Paper No. 18-8
Presentation Time: 11:00 AM
INSIGHTS INTO HIGHLY ELONGATE, STEEPLY SHEETED ARC PLUTONS FROM INTRUSIONS IN THE SE COAST MOUNTAINS, BRITISH COLUMBIA AND WASHINGTON
Belts of steeply dipping, highly elongate plutons in Cordilleran continental magmatic arcs commonly consist of steep sheets of different compositions and textures. In the Coast Mountains-North Cascades Mesozoic to Paleogene arc, these belts include: the ~1,000-km-long, Paleocene tonalite sill complex; a 20-km-wide zone in the crystalline core of the North Cascades where highly elongate plutons intruded intermittently for >170 Ma; and a 260-km-long, <15-km wide belt of 250–110 Ma intrusions in the SE part of the Coast Mountains batholith. Our recent studies focus on the latter belt where plutons intrude Permian and Triassic arc rocks of Quesnellia on the east and are bounded by the >250–km-long, high-angle Pasayten fault on the west (e.g., Monger, 1989; Greig, 1992). Plutons in this belt generally young from NNW to SSE and vary in composition. In the north, the Triassic Lytton Complex ranges from gabbro to granodiorite, and contains xenoliths as far as 7 km from the host rock contact. Southward, the Lytton is intruded by the compositionally more homogeneous, ca. 157–123 Ma Eagle tonalite, and mappable Lytton xenoliths occur >40 km farther to the south. The eastern Eagle margin is a ~200-m-wide zone of m to 10s of m wide rafts of Quesnellia alternating with sheets of tonalite. Eagle and Lytton rocks are intruded by m to 2-km-wide sheets of 110 Ma, muscovite-bearing granotoids of the Fallslake Suite, and to the south the Cretaceous Okanogan Range batholith intrudes the Eagle pluton. The ~111 Ma, 1–5-km-wide, 75-km-long belt of hornblende tonalite and trondhjemite next to the Pasayten fault contrasts with more irregularly shaped bodies of the batholith to the east.

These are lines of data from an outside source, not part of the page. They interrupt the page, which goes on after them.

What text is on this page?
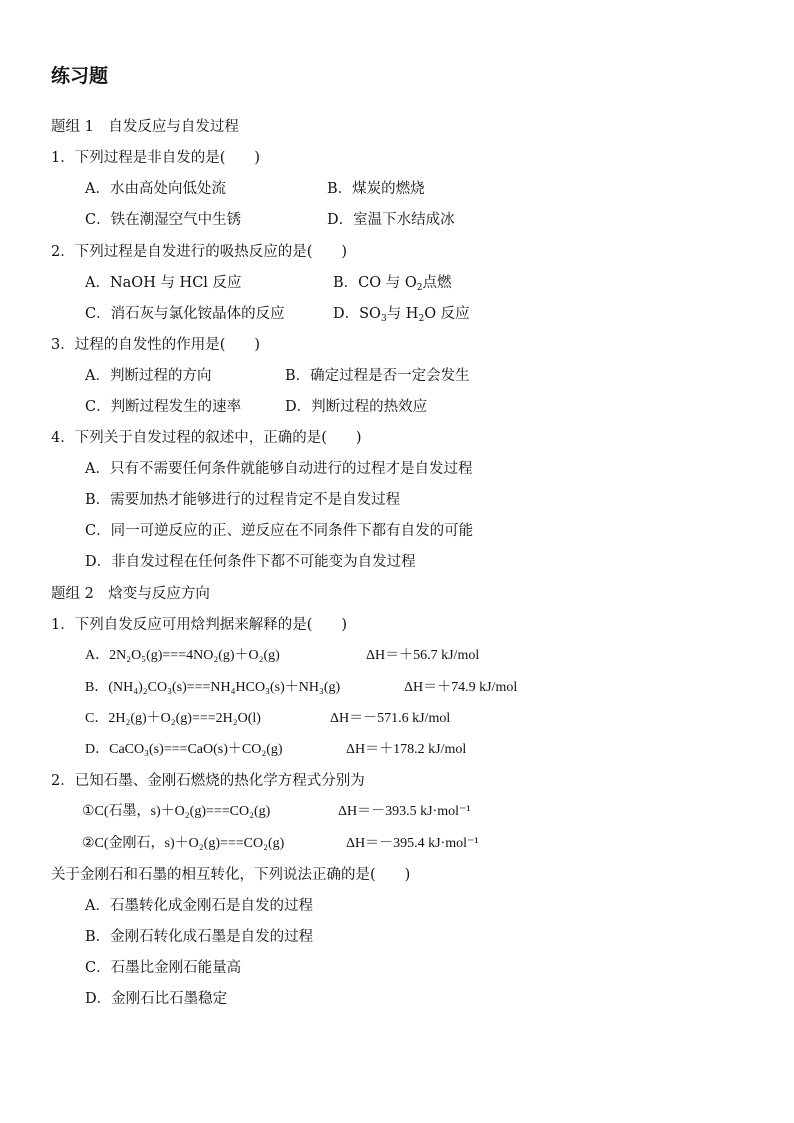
练习题
题组 1　自发反应与自发过程
1．下列过程是非自发的是(　　)
A．水由高处向低处流	B．煤炭的燃烧
C．铁在潮湿空气中生锈	D．室温下水结成冰
2．下列过程是自发进行的吸热反应的是(　　)
A．NaOH 与 HCl 反应	B．CO 与 $O_2$点燃
C．消石灰与氯化铵晶体的反应	D．$SO_3$与 $H_2O$ 反应
3．过程的自发性的作用是(　　)
A．判断过程的方向	B．确定过程是否一定会发生
C．判断过程发生的速率	D．判断过程的热效应
4．下列关于自发过程的叙述中，正确的是(　　)
A．只有不需要任何条件就能够自动进行的过程才是自发过程
B．需要加热才能够进行的过程肯定不是自发过程
C．同一可逆反应的正、逆反应在不同条件下都有自发的可能
D．非自发过程在任何条件下都不可能变为自发过程
题组 2　焓变与反应方向
1．下列自发反应可用焓判据来解释的是(　　)
A．2N₂O₅(g)===4NO₂(g)＋O₂(g)	ΔH＝＋56.7 kJ/mol
B．(NH₄)₂CO₃(s)===NH₄HCO₃(s)＋NH₃(g)	ΔH＝＋74.9 kJ/mol
C．2H₂(g)＋O₂(g)===2H₂O(l)	ΔH＝－571.6 kJ/mol
D．CaCO₃(s)===CaO(s)＋CO₂(g)	ΔH＝＋178.2 kJ/mol
2．已知石墨、金刚石燃烧的热化学方程式分别为
①C(石墨，s)＋O₂(g)===CO₂(g)	ΔH＝－393.5 kJ·mol⁻¹
②C(金刚石，s)＋O₂(g)===CO₂(g)	ΔH＝－395.4 kJ·mol⁻¹
关于金刚石和石墨的相互转化，下列说法正确的是(　　)
A．石墨转化成金刚石是自发的过程
B．金刚石转化成石墨是自发的过程
C．石墨比金刚石能量高
D．金刚石比石墨稳定
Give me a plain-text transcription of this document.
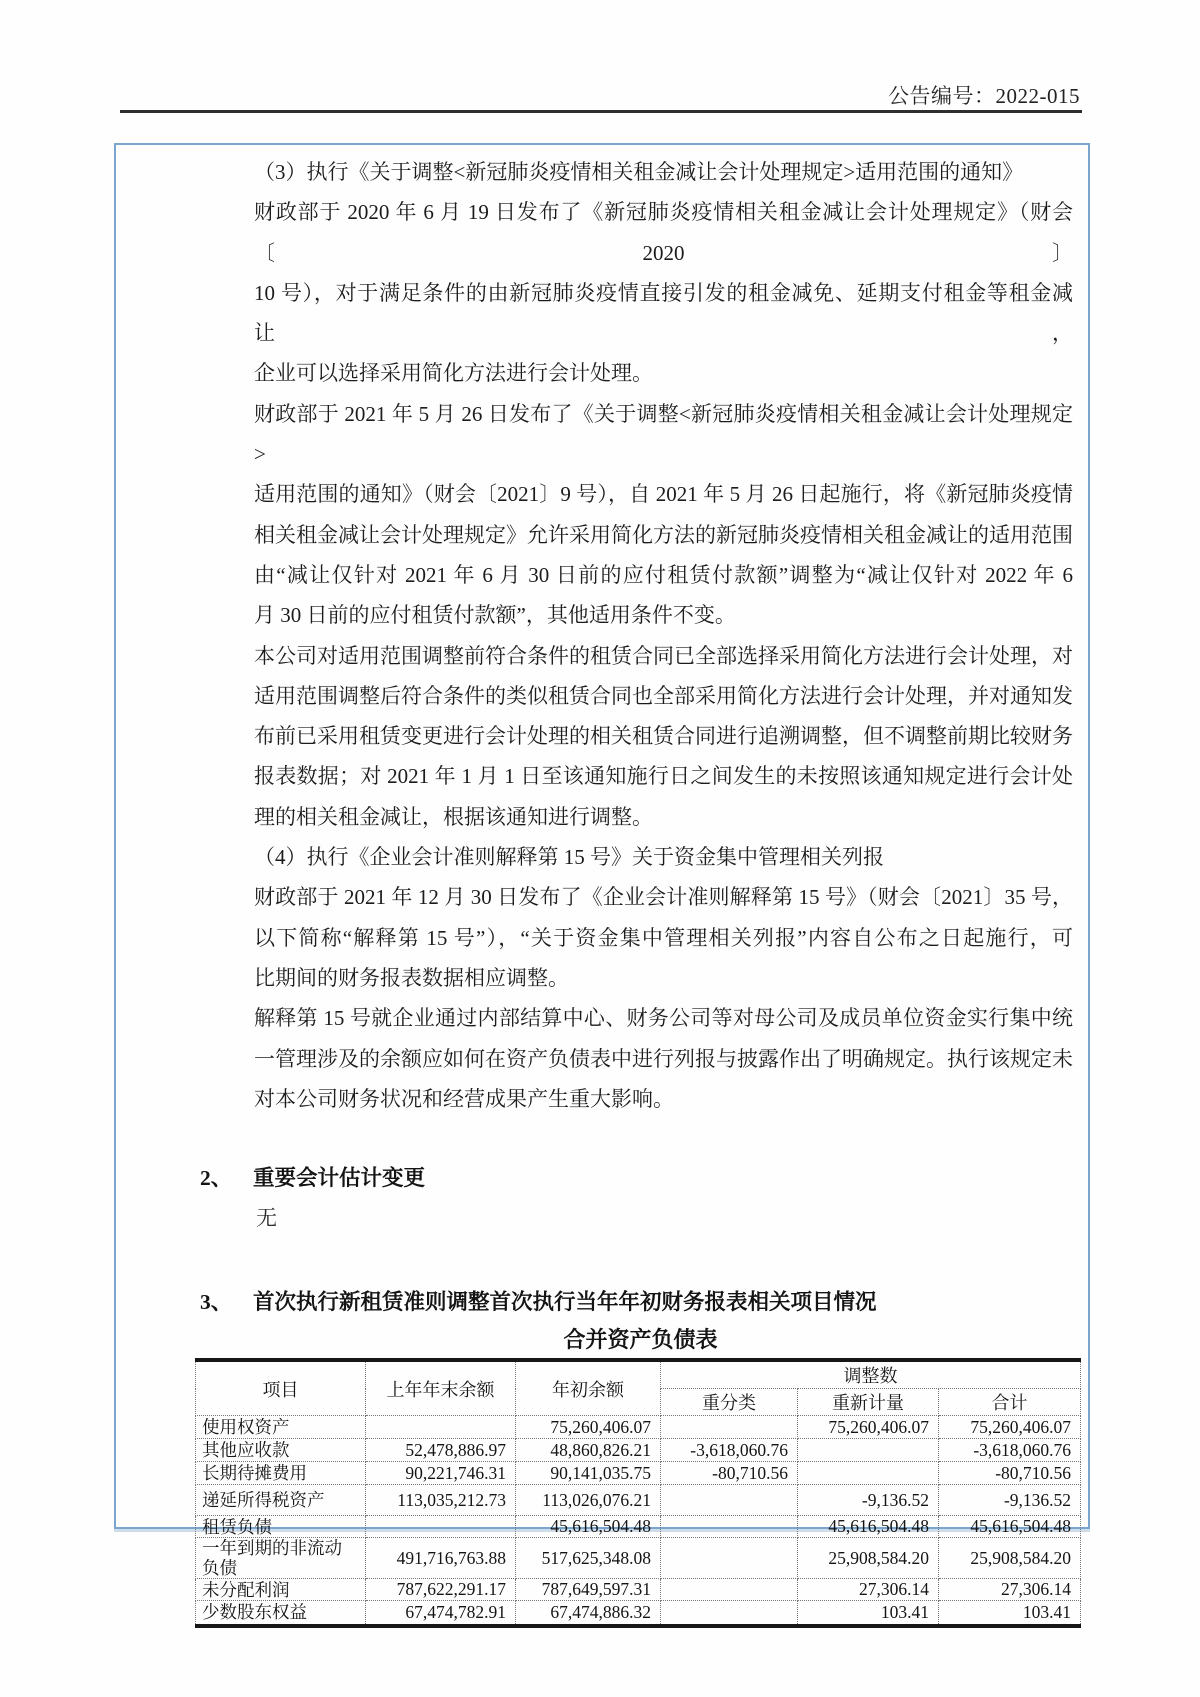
公告编号：2022-015
（3）执行《关于调整<新冠肺炎疫情相关租金减让会计处理规定>适用范围的通知》
财政部于 2020 年 6 月 19 日发布了《新冠肺炎疫情相关租金减让会计处理规定》（财会〔2020〕
10 号），对于满足条件的由新冠肺炎疫情直接引发的租金减免、延期支付租金等租金减让，
企业可以选择采用简化方法进行会计处理。
财政部于 2021 年 5 月 26 日发布了《关于调整<新冠肺炎疫情相关租金减让会计处理规定>
适用范围的通知》（财会〔2021〕9 号），自 2021 年 5 月 26 日起施行，将《新冠肺炎疫情
相关租金减让会计处理规定》允许采用简化方法的新冠肺炎疫情相关租金减让的适用范围
由“减让仅针对 2021 年 6 月 30 日前的应付租赁付款额”调整为“减让仅针对 2022 年 6
月 30 日前的应付租赁付款额”，其他适用条件不变。
本公司对适用范围调整前符合条件的租赁合同已全部选择采用简化方法进行会计处理，对
适用范围调整后符合条件的类似租赁合同也全部采用简化方法进行会计处理，并对通知发
布前已采用租赁变更进行会计处理的相关租赁合同进行追溯调整，但不调整前期比较财务
报表数据；对 2021 年 1 月 1 日至该通知施行日之间发生的未按照该通知规定进行会计处
理的相关租金减让，根据该通知进行调整。
（4）执行《企业会计准则解释第 15 号》关于资金集中管理相关列报
财政部于 2021 年 12 月 30 日发布了《企业会计准则解释第 15 号》（财会〔2021〕35 号，
以下简称“解释第 15 号”），“关于资金集中管理相关列报”内容自公布之日起施行，可
比期间的财务报表数据相应调整。
解释第 15 号就企业通过内部结算中心、财务公司等对母公司及成员单位资金实行集中统
一管理涉及的余额应如何在资产负债表中进行列报与披露作出了明确规定。执行该规定未
对本公司财务状况和经营成果产生重大影响。
2、 重要会计估计变更
无
3、 首次执行新租赁准则调整首次执行当年年初财务报表相关项目情况
合并资产负债表
项目	上年年末余额	年初余额	调整数		
			重分类	重新计量	合计
使用权资产		75,260,406.07		75,260,406.07	75,260,406.07
其他应收款	52,478,886.97	48,860,826.21	-3,618,060.76		-3,618,060.76
长期待摊费用	90,221,746.31	90,141,035.75	-80,710.56		-80,710.56
递延所得税资产	113,035,212.73	113,026,076.21		-9,136.52	-9,136.52
租赁负债		45,616,504.48		45,616,504.48	45,616,504.48
一年到期的非流动负债	491,716,763.88	517,625,348.08		25,908,584.20	25,908,584.20
未分配利润	787,622,291.17	787,649,597.31		27,306.14	27,306.14
少数股东权益	67,474,782.91	67,474,886.32		103.41	103.41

A major question is what localized intrusion of elongate plutons of different compositions for ~140 Ma in the Lytton-Eagle-Okanogan belt in contrast to coeval plutons with much lower aspect ratios to the east and west? Control by regional shear zones has been proposed for similar zones (e.g., tonalite sill complex, Main Donegal Granite), but no regional faults are associated with the North Cascades belt. The Pasayten fault may have localized intrusion, but earliest documented deformation is ~110–105 Ma, after almost all of the magmatism. A long-lived deep-crustal anisotropy may have controlled magmatism in the belt and the later position of the Pasayten fault.